A meditation on the leap of faith as a poetic response to the ineffable ground of being. Faith relates to reason much as poetry to prose.

This episode is the second in what will be a three-part discussion on faith. The previous part is found here: Credo, Part 1: Small Answers (S2E9)

I begin with Les Murray’s poem, “Poetry and Religion.” After this I offer some personal reflections on faith and its relationship to reason. Murray’s insights on poetry and religion help one to see their common element: whole thinking.

From this point of view, I then discuss the notion that faith is more than with agreement with doctrine or dogma. This is not to dismiss doctrine or dogma at all. Rather it is to stress that faith is something that requires more than the assent of the head. It is, indeed, also a matter of the heart.

Then I speak more about “conversion” in light of the previous episode and listener comments. I link this to the poetic innocence that we discussed near the end of season one.

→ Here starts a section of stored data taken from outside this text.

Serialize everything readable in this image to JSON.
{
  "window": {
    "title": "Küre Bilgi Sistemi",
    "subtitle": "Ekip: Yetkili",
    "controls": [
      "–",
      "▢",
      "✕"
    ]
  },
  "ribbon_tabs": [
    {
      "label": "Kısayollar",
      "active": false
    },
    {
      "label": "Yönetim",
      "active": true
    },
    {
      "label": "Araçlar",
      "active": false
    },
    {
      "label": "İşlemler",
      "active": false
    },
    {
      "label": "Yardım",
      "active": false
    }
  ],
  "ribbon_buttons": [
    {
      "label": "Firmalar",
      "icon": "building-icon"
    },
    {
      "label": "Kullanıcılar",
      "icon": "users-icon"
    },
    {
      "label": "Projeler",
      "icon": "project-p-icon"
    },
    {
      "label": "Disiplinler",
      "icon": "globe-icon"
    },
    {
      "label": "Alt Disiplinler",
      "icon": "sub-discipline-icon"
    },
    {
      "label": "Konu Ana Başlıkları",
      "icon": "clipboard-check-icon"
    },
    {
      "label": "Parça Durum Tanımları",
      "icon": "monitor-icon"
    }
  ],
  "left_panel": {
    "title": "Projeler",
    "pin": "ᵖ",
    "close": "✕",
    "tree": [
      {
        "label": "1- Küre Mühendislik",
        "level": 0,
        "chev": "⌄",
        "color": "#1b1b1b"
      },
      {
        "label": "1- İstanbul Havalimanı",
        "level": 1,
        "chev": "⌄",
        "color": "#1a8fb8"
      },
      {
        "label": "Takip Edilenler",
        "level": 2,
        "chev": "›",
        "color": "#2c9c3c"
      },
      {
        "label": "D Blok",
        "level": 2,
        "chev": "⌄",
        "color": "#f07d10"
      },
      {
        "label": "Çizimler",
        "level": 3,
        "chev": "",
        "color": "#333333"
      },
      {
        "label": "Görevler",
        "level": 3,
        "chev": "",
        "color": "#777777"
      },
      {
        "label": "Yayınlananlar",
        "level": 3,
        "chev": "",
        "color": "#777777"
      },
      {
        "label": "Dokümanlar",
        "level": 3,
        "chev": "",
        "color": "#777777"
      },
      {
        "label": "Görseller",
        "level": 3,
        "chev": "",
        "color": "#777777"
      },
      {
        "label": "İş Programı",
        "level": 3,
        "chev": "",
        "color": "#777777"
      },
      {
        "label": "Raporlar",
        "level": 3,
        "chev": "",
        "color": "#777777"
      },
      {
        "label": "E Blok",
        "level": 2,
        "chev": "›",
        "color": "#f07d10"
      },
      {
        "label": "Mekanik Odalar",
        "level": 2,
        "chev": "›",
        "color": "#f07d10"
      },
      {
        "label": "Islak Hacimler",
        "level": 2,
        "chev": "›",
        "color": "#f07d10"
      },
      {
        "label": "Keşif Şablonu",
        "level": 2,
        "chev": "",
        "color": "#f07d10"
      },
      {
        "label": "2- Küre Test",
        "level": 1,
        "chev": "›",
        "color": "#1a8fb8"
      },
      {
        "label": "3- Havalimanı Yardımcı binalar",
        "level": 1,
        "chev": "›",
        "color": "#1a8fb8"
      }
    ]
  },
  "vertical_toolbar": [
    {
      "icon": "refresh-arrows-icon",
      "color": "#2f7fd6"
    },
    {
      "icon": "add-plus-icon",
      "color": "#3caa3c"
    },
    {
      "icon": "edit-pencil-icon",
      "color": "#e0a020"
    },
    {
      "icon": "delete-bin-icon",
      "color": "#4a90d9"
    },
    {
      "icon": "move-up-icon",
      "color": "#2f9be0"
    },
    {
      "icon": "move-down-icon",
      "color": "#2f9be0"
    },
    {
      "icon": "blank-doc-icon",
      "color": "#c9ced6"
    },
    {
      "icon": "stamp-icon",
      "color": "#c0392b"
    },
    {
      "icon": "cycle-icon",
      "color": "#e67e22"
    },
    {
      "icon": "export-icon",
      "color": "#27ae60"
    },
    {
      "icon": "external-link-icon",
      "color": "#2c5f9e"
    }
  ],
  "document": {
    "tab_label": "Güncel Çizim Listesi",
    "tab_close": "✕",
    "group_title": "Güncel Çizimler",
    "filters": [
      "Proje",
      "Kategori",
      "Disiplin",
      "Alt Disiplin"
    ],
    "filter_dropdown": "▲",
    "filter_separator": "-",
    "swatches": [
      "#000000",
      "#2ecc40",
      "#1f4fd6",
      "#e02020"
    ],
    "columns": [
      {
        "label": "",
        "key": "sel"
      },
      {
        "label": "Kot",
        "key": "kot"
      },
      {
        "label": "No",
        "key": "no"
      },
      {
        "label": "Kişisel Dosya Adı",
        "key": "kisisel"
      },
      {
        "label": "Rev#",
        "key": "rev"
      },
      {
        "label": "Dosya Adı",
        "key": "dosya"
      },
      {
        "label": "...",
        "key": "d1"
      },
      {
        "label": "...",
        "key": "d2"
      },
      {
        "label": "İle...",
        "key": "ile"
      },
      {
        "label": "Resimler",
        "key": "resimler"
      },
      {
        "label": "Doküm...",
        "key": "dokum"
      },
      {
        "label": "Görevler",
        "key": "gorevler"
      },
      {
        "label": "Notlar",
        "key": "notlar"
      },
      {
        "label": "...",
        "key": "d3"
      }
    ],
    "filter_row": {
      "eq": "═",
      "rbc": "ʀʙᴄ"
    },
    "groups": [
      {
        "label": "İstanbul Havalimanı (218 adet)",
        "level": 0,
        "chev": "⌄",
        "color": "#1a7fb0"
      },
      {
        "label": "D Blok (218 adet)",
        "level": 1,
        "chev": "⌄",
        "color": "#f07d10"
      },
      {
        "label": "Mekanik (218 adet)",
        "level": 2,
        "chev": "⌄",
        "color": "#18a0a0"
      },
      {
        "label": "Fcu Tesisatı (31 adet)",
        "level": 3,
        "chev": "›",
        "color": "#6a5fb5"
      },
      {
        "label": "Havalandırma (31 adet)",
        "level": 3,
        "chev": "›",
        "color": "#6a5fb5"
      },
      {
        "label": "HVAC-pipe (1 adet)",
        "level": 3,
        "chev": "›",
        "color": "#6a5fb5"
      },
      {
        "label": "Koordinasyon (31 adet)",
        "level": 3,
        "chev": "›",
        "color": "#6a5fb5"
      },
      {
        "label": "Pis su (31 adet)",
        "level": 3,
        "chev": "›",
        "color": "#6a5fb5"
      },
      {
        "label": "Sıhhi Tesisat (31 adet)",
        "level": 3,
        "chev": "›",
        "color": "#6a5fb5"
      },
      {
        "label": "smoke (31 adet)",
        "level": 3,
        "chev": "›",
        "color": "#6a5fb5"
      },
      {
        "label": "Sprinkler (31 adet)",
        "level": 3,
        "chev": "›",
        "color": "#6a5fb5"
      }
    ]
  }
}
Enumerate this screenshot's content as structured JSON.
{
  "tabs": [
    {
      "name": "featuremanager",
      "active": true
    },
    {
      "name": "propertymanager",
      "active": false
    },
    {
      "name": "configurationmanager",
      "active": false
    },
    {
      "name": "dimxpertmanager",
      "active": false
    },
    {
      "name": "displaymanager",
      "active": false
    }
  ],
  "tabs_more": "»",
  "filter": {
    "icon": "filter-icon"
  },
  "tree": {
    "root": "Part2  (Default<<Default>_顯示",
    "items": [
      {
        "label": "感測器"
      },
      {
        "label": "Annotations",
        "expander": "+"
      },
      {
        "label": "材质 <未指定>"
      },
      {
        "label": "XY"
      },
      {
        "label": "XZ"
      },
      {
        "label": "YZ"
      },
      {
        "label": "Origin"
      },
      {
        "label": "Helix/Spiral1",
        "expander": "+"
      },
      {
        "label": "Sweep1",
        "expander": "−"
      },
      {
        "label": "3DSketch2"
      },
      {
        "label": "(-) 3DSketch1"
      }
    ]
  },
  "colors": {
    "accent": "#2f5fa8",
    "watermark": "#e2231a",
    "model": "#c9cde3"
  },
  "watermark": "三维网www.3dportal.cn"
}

In this context I also recall the words of Christ in Matthew 18:3:

“Amen I say to you, unless you be converted, and become as little children, you shall not enter into the kingdom of heaven.”

I then discuss poetry and prose in terms of disposition.

When it comes to poetry and prose, we know implicitly that it’s more than a mechanical description that separates the two; it’s the relationship to reality itself that marks the difference. One can find poetic prose, and in the case of some bad poetry, encounter something utterly prosaic.

Moreover, with prose, one reads with a certain distance, with each sentence even rising and falling on its own merits, apart from all of the others. Prose often proceeds in linear fashion, in order to “make a point,” even quite literally as each sentence reaches its end with a period, whereas poetry’s meter, rhyme, internal coherence, and imagery permeate the work as a whole from the very beginning.

Indeed, the linear form of progress within prose is inherently bound up with the time needed for a movement from start to finish, whereas the internal universe of the poem is outside of such time. We don’t read to the end in order to understand poetry in the same way that we do with prose. Poetry is presence.

Similarly, we can choose to relate to religion or faith in a prosaic manner, or in a poetic manner. This is fundamentally a choice, an act of will, that reflects our disposition toward being itself.